Other hares gather in enigmatic conversation, like devil-worshipping villagers. There’s a whiff of The Wicker Man here. In this classic British film, policeman Edward Woodward has a missing girl’s coffin opened up, only to find the body of a hare. The pagan inhabitants of Summerisle say it’s “a beautiful transformation”. Flanagan’s hares too are idolatrous and bewitched.
But not, unfortunately, all that bewitching. The folk-rock fun wears thin – more Lindisfarne than the Incredible String Band. I would like to see a Flanagan in a pub garden on a summer’s day in Somerset. Just one. Instead, this show offers a showroom crowded with hares doing unlikely stuff. One struts atop a broken computer, another balances on cricket wickets, while others spring from anvils that symbolise how Flanagan made them at London’s AB Fine Art Foundry.

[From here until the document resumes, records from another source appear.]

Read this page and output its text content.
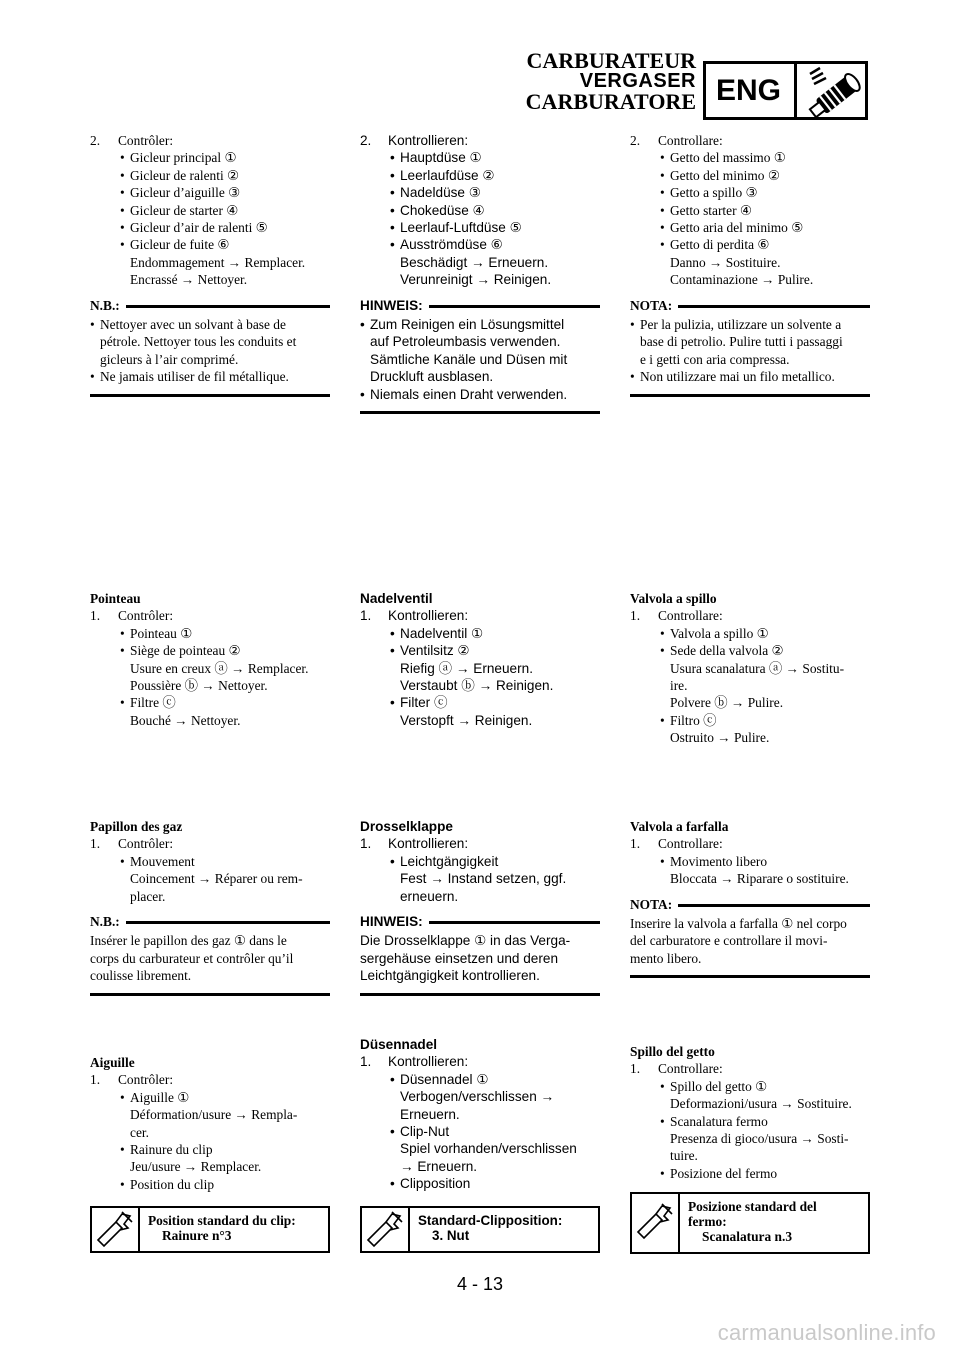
CARBURATEUR
VERGASER
CARBURATORE ENG
2. Contrôler:
• Gicleur principal ①
• Gicleur de ralenti ②
• Gicleur d’aiguille ③
• Gicleur de starter ④
• Gicleur d’air de ralenti ⑤
• Gicleur de fuite ⑥
Endommagement → Remplacer.
Encrassé → Nettoyer.
N.B.:
• Nettoyer avec un solvant à base de
pétrole. Nettoyer tous les conduits et
gicleurs à l’air comprimé.
• Ne jamais utiliser de fil métallique.
Pointeau
1. Contrôler:
• Pointeau ①
• Siège de pointeau ②
Usure en creux ⓐ → Remplacer.
Poussière ⓑ → Nettoyer.
• Filtre ⓒ
Bouché → Nettoyer.
Papillon des gaz
1. Contrôler:
• Mouvement
Coincement → Réparer ou rem-
placer.
N.B.:
Insérer le papillon des gaz ① dans le
corps du carburateur et contrôler qu’il
coulisse librement.
Aiguille
1. Contrôler:
• Aiguille ①
Déformation/usure → Rempla-
cer.
• Rainure du clip
Jeu/usure → Remplacer.
• Position du clip
Position standard du clip:
Rainure n°3
2. Kontrollieren:
• Hauptdüse ①
• Leerlaufdüse ②
• Nadeldüse ③
• Chokedüse ④
• Leerlauf-Luftdüse ⑤
• Ausströmdüse ⑥
Beschädigt → Erneuern.
Verunreinigt → Reinigen.
HINWEIS:
• Zum Reinigen ein Lösungsmittel
auf Petroleumbasis verwenden.
Sämtliche Kanäle und Düsen mit
Druckluft ausblasen.
• Niemals einen Draht verwenden.
Nadelventil
1. Kontrollieren:
• Nadelventil ①
• Ventilsitz ②
Riefig ⓐ → Erneuern.
Verstaubt ⓑ → Reinigen.
• Filter ⓒ
Verstopft → Reinigen.
Drosselklappe
1. Kontrollieren:
• Leichtgängigkeit
Fest → Instand setzen, ggf.
erneuern.
HINWEIS:
Die Drosselklappe ① in das Verga-
sergehäuse einsetzen und deren
Leichtgängigkeit kontrollieren.
Düsennadel
1. Kontrollieren:
• Düsennadel ①
Verbogen/verschlissen →
Erneuern.
• Clip-Nut
Spiel vorhanden/verschlissen
→ Erneuern.
• Clipposition
Standard-Clipposition:
3. Nut
2. Controllare:
• Getto del massimo ①
• Getto del minimo ②
• Getto a spillo ③
• Getto starter ④
• Getto aria del minimo ⑤
• Getto di perdita ⑥
Danno → Sostituire.
Contaminazione → Pulire.
NOTA:
• Per la pulizia, utilizzare un solvente a
base di petrolio. Pulire tutti i passaggi
e i getti con aria compressa.
• Non utilizzare mai un filo metallico.
Valvola a spillo
1. Controllare:
• Valvola a spillo ①
• Sede della valvola ②
Usura scanalatura ⓐ → Sostitu-
ire.
Polvere ⓑ → Pulire.
• Filtro ⓒ
Ostruito → Pulire.
Valvola a farfalla
1. Controllare:
• Movimento libero
Bloccata → Riparare o sostituire.
NOTA:
Inserire la valvola a farfalla ① nel corpo
del carburatore e controllare il movi-
mento libero.
Spillo del getto
1. Controllare:
• Spillo del getto ①
Deformazioni/usura → Sostituire.
• Scanalatura fermo
Presenza di gioco/usura → Sosti-
tuire.
• Posizione del fermo
Posizione standard del
fermo:
Scanalatura n.3
4 - 13
carmanualsonline.info
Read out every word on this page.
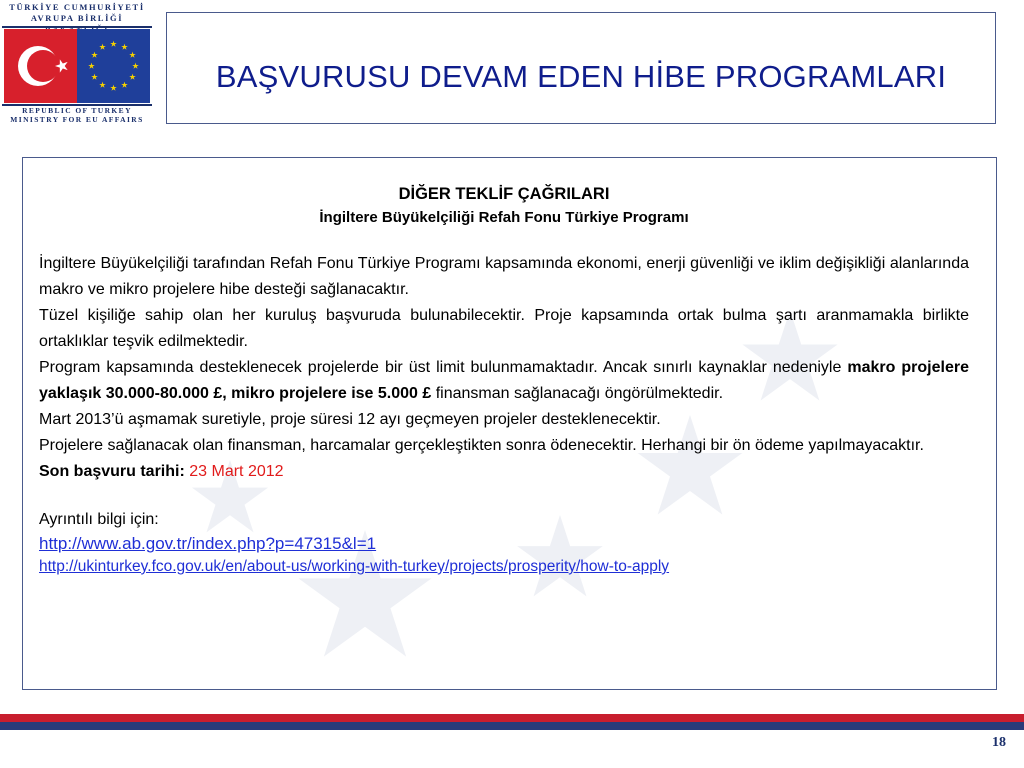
TÜRKİYE CUMHURİYETİ
AVRUPA BİRLİĞİ
REPUBLIC OF TURKEY
MINISTRY FOR EU AFFAIRS
BAŞVURUSU DEVAM EDEN HİBE PROGRAMLARI
DİĞER TEKLİF ÇAĞRILARI
İngiltere Büyükelçiliği Refah Fonu Türkiye Programı
İngiltere Büyükelçiliği tarafından Refah Fonu Türkiye Programı kapsamında ekonomi, enerji güvenliği ve iklim değişikliği alanlarında makro ve mikro projelere hibe desteği sağlanacaktır.
Tüzel kişiliğe sahip olan her kuruluş başvuruda bulunabilecektir. Proje kapsamında ortak bulma şartı aranmamakla birlikte ortaklıklar teşvik edilmektedir.
Program kapsamında desteklenecek projelerde bir üst limit bulunmamaktadır. Ancak sınırlı kaynaklar nedeniyle makro projelere yaklaşık 30.000-80.000 £, mikro projelere ise 5.000 £ finansman sağlanacağı öngörülmektedir.
Mart 2013’ü aşmamak suretiyle, proje süresi 12 ayı geçmeyen projeler desteklenecektir.
Projelere sağlanacak olan finansman, harcamalar gerçekleştikten sonra ödenecektir. Herhangi bir ön ödeme yapılmayacaktır.
Son başvuru tarihi: 23 Mart 2012
Ayrıntılı bilgi için:
http://www.ab.gov.tr/index.php?p=47315&l=1
http://ukinturkey.fco.gov.uk/en/about-us/working-with-turkey/projects/prosperity/how-to-apply
18
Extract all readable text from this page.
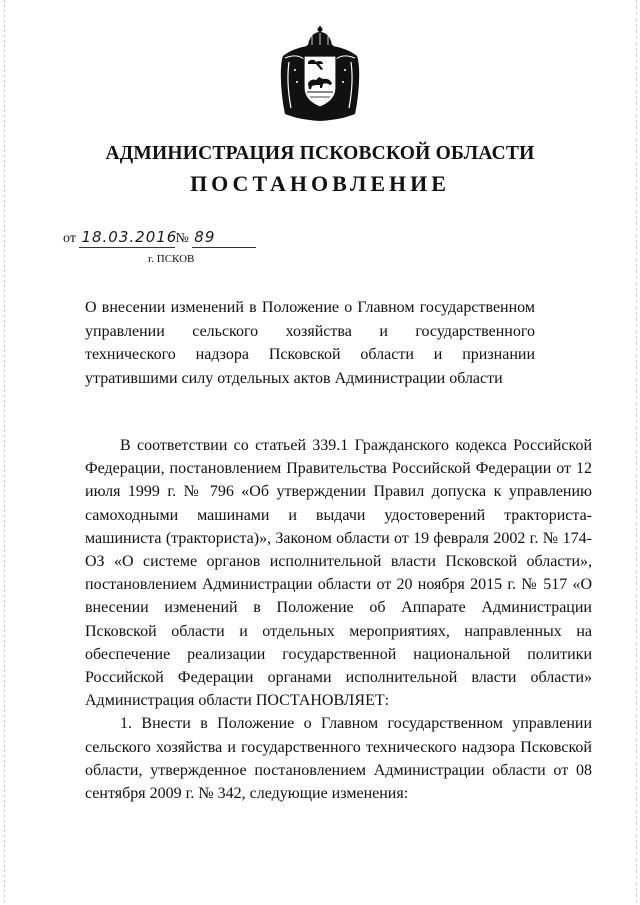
АДМИНИСТРАЦИЯ ПСКОВСКОЙ ОБЛАСТИ
ПОСТАНОВЛЕНИЕ
от 18.03.2016№ 89
г. ПСКОВ

О внесении изменений в Положение о Главном государственном управлении сельского хозяйства и государственного технического надзора Псковской области и признании утратившими силу отдельных актов Администрации области

В соответствии со статьей 339.1 Гражданского кодекса Российской Федерации, постановлением Правительства Российской Федерации от 12 июля 1999 г. № 796 «Об утверждении Правил допуска к управлению самоходными машинами и выдачи удостоверений тракториста-машиниста (тракториста)», Законом области от 19 февраля 2002 г. № 174-ОЗ «О системе органов исполнительной власти Псковской области», постановлением Администрации области от 20 ноября 2015 г. № 517 «О внесении изменений в Положение об Аппарате Администрации Псковской области и отдельных мероприятиях, направленных на обеспечение реализации государственной национальной политики Российской Федерации органами исполнительной власти области» Администрация области ПОСТАНОВЛЯЕТ:

1. Внести в Положение о Главном государственном управлении сельского хозяйства и государственного технического надзора Псковской области, утвержденное постановлением Администрации области от 08 сентября 2009 г. № 342, следующие изменения:
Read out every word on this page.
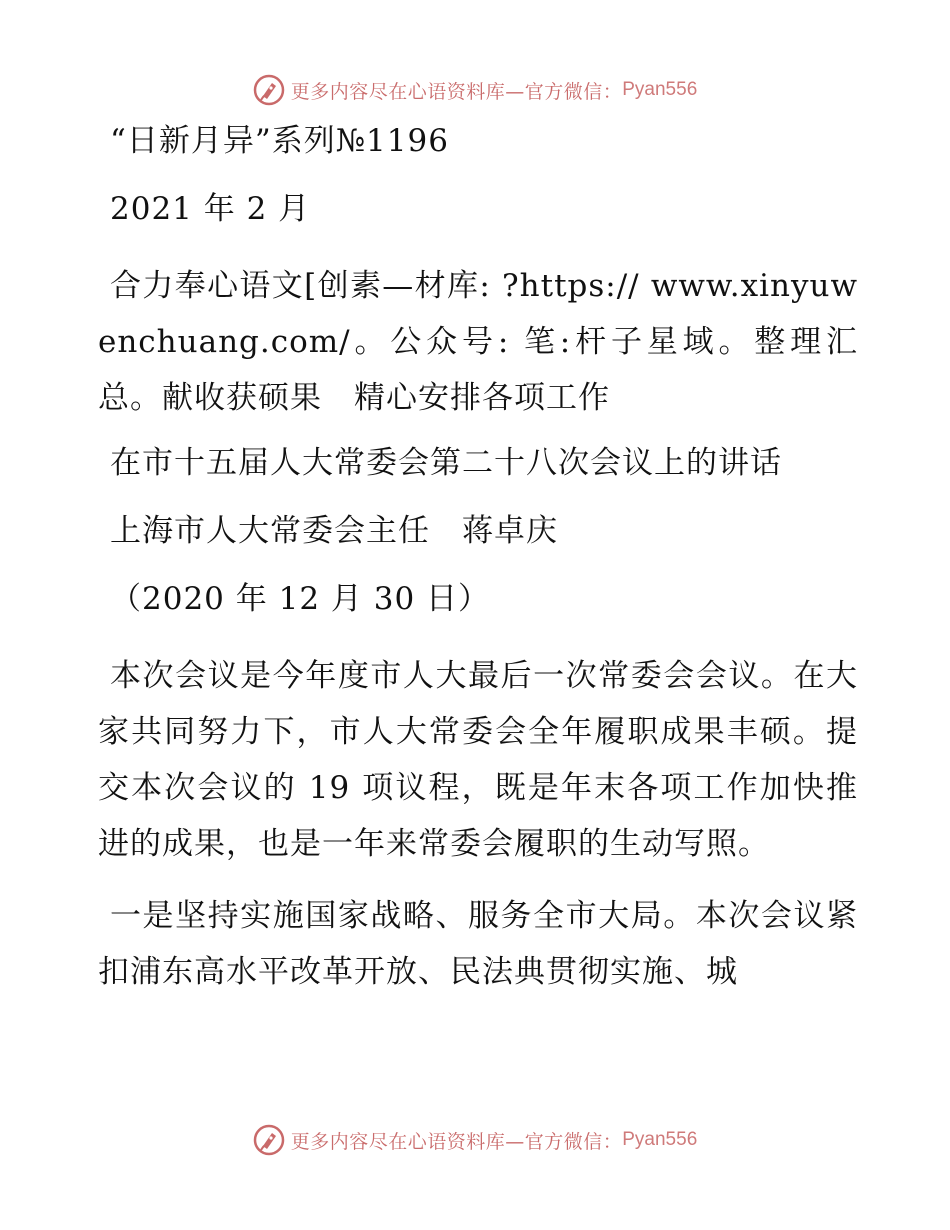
更多内容尽在心语资料库—官方微信： Pyan556
“日新月异”系列№1196
2021 年 2 月
合力奉心语文[创素—材库: ?https:// www.xinyuwenchuang.com/。公众号: 笔:杆子星域。整理汇总。献收获硕果　精心安排各项工作
在市十五届人大常委会第二十八次会议上的讲话
上海市人大常委会主任　蒋卓庆
（2020 年 12 月 30 日）
本次会议是今年度市人大最后一次常委会会议。在大家共同努力下，市人大常委会全年履职成果丰硕。提交本次会议的 19 项议程，既是年末各项工作加快推进的成果，也是一年来常委会履职的生动写照。
一是坚持实施国家战略、服务全市大局。本次会议紧扣浦东高水平改革开放、民法典贯彻实施、城
更多内容尽在心语资料库—官方微信： Pyan556
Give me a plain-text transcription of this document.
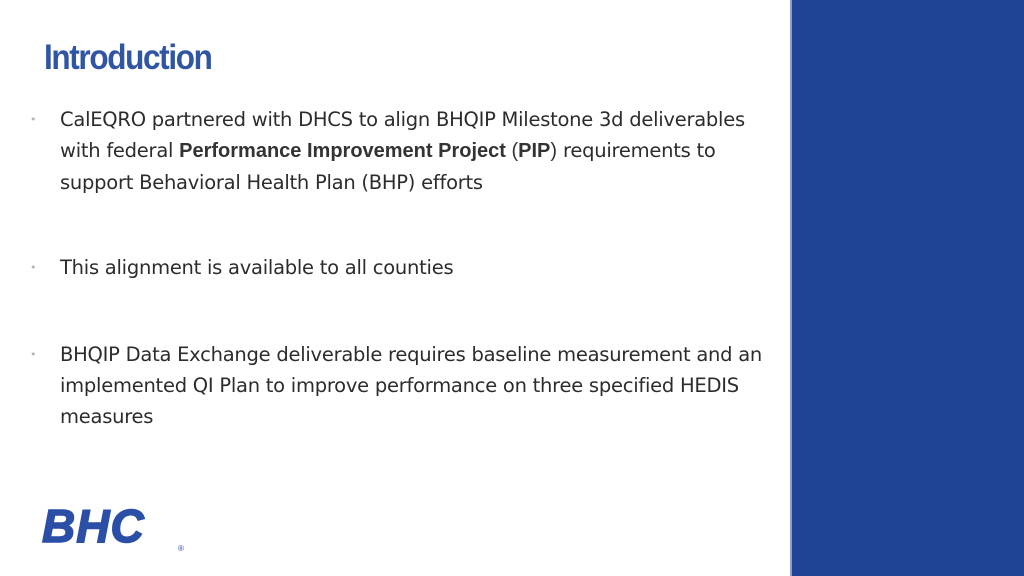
Introduction
• CalEQRO partnered with DHCS to align BHQIP Milestone 3d deliverables with federal Performance Improvement Project (PIP) requirements to support Behavioral Health Plan (BHP) efforts
• This alignment is available to all counties
• BHQIP Data Exchange deliverable requires baseline measurement and an implemented QI Plan to improve performance on three specified HEDIS measures
BHC	®
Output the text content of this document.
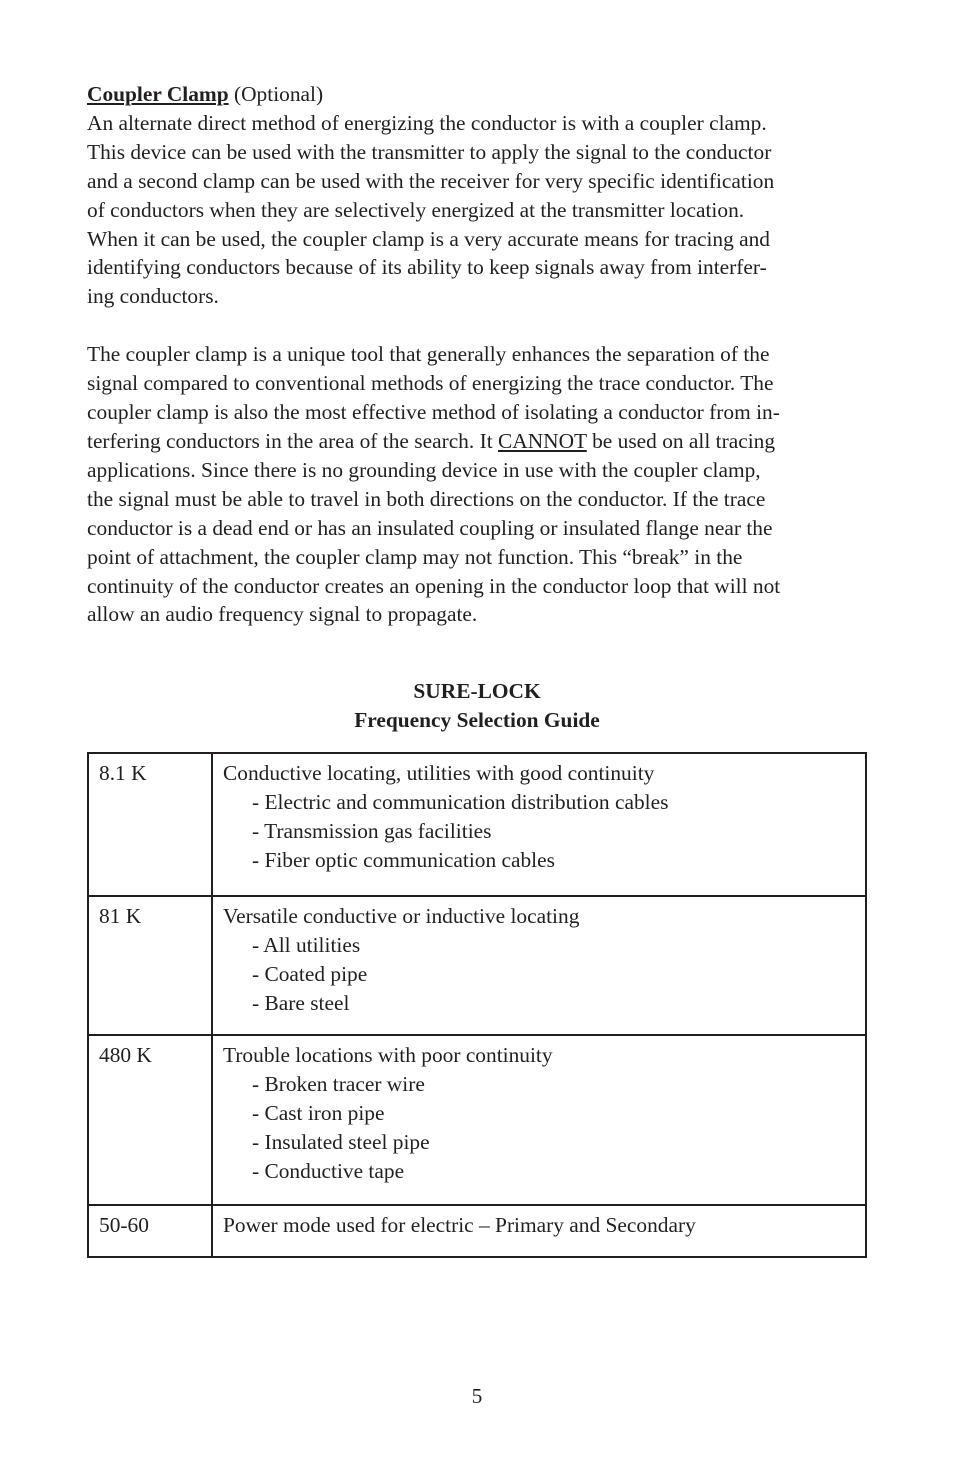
Coupler Clamp (Optional)
An alternate direct method of energizing the conductor is with a coupler clamp.
This device can be used with the transmitter to apply the signal to the conductor
and a second clamp can be used with the receiver for very specific identification
of conductors when they are selectively energized at the transmitter location.
When it can be used, the coupler clamp is a very accurate means for tracing and
identifying conductors because of its ability to keep signals away from interfer-
ing conductors.
The coupler clamp is a unique tool that generally enhances the separation of the
signal compared to conventional methods of energizing the trace conductor. The
coupler clamp is also the most effective method of isolating a conductor from in-
terfering conductors in the area of the search. It CANNOT be used on all tracing
applications. Since there is no grounding device in use with the coupler clamp,
the signal must be able to travel in both directions on the conductor. If the trace
conductor is a dead end or has an insulated coupling or insulated flange near the
point of attachment, the coupler clamp may not function. This “break” in the
continuity of the conductor creates an opening in the conductor loop that will not
allow an audio frequency signal to propagate.
SURE-LOCK
Frequency Selection Guide
8.1 K	Conductive locating, utilities with good continuity
- Electric and communication distribution cables
- Transmission gas facilities
- Fiber optic communication cables

81 K	Versatile conductive or inductive locating
- All utilities
- Coated pipe
- Bare steel

480 K	Trouble locations with poor continuity
- Broken tracer wire
- Cast iron pipe
- Insulated steel pipe
- Conductive tape

50-60	Power mode used for electric – Primary and Secondary
5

This show wants to turn our attention to Flanagan’s fascination with the process of casting, but anyone can enjoy the process of making art and still produce rubbish. It’s the results that determine how interested we are in the making. And as much as I want to be charmed by Flanagan’s results, they curdle. The repetition becomes ... repetitive. Why on earth did this artist dedicate himself to hares for three decades – from 1979 until his death?
Before that, as an exhibition at Tate Britain revealed a few years ago, Flanagan was a daring conceptual artist. His 1969 work A Hole in the Sea remains a haunting masterpiece of ocean art – a mind-boggling idea that stretches belief. From making a hole in the sea, he seems to have ended up staring into a creative abyss. To produce conceptual art was to believe art has a radical purpose. His hares are utter cynics by comparison. They’re Thatcherite animals that leapt into prominence in the 1980s and Flanagan retreated into his forge to produce variations on the cold, even evil cartoon character he’d come up with.
Art does not have to be well made. It does not have to be the product of some wondrous process. It just needs to feel like it matters. Flanagan’s hares don’t matter at all and we should let them skip off into the sunset.
•Barry Flanagan: Alchemy of the Theatre is at Waddington Custot, London, until 18 April.